Abstract

Product reliability is a key concern for manufacturers. We examine worker turnover as a significant but underrecognized determinant of product reliability. Our study collects and integrates (1) data reporting factory worker staffing and turnover from within a major consumer electronics producer’s supply chain and (2) traceable data reporting the component quality and field failures—that is, replacements and repairs—of nearly 50 million consumer mobile devices over four years of customer usage. Devices are individually traced back to the factory conditions and staffing, down to the assembly line–week, under which they were produced.

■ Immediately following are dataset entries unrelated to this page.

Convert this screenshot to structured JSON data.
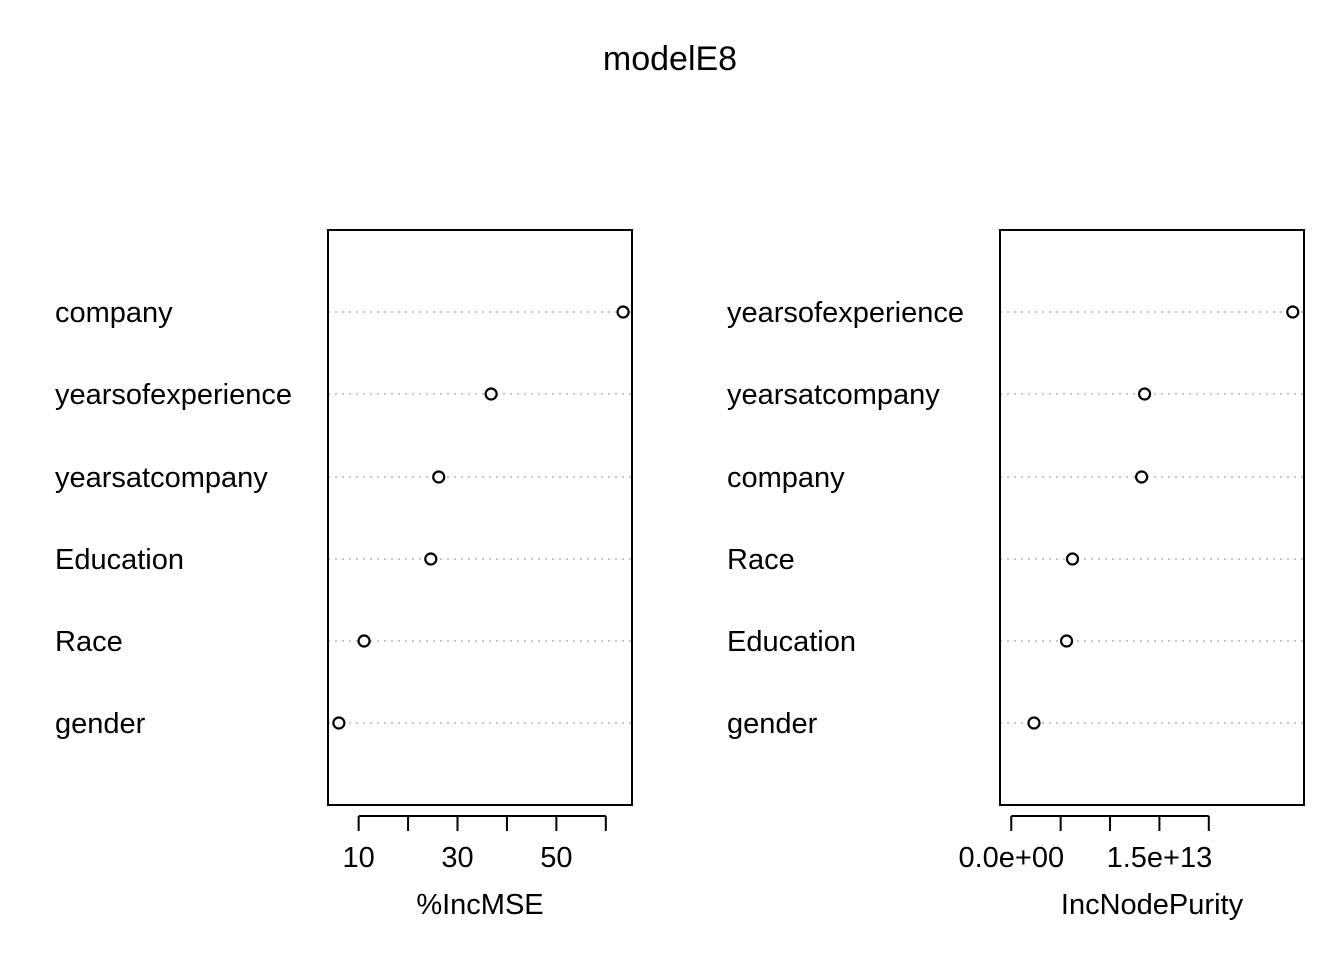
{
  "title": "modelE8",
  "chart_data": [
    {
      "type": "scatter",
      "subtype": "dotchart",
      "xlabel": "%IncMSE",
      "variables": [
        "company",
        "yearsofexperience",
        "yearsatcompany",
        "Education",
        "Race",
        "gender"
      ],
      "values": [
        63.5,
        36.8,
        26.2,
        24.6,
        11.1,
        6.0
      ],
      "xlim": [
        3.8,
        65.3
      ],
      "xticks": [
        10,
        20,
        30,
        40,
        50,
        60
      ],
      "xtick_labels": [
        "10",
        "30",
        "50"
      ],
      "xtick_labeled_values": [
        10,
        30,
        50
      ],
      "grid": "dotted-rows"
    },
    {
      "type": "scatter",
      "subtype": "dotchart",
      "xlabel": "IncNodePurity",
      "variables": [
        "yearsofexperience",
        "yearsatcompany",
        "company",
        "Race",
        "Education",
        "gender"
      ],
      "values": [
        28500000000000.0,
        13500000000000.0,
        13200000000000.0,
        6200000000000.0,
        5600000000000.0,
        2300000000000.0
      ],
      "xlim": [
        -1140000000000.0,
        29640000000000.0
      ],
      "xticks": [
        0,
        5000000000000.0,
        10000000000000.0,
        15000000000000.0,
        20000000000000.0
      ],
      "xtick_labels": [
        "0.0e+00",
        "1.5e+13"
      ],
      "xtick_labeled_values": [
        0,
        15000000000000.0
      ],
      "grid": "dotted-rows"
    }
  ]
}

Despite the manufacturer’s extensive quality control efforts, including stringent testing, each percentage point increase in the weekly rate of workers quitting from an assembly line (its weekly worker turnover) is found to increase field failures by 0.74%–0.79%. In the high-turnover weeks following paydays, eventual field failures are strikingly 10.2% more common than for devices produced during the lowest turnover weeks immediately before paydays. In other weeks, the assembly lines experiencing higher turnover produce an estimated 2%–3% more field failures on average. The associated costs amount to hundreds of millions of U.S. dollars. We demonstrate that staffing and retaining a stable factory workforce critically underlies product reliability and showcase the value of traceability coupled with connected workplace and product data in supply chain operations. This paper was accepted by Charles Corbett, operations management.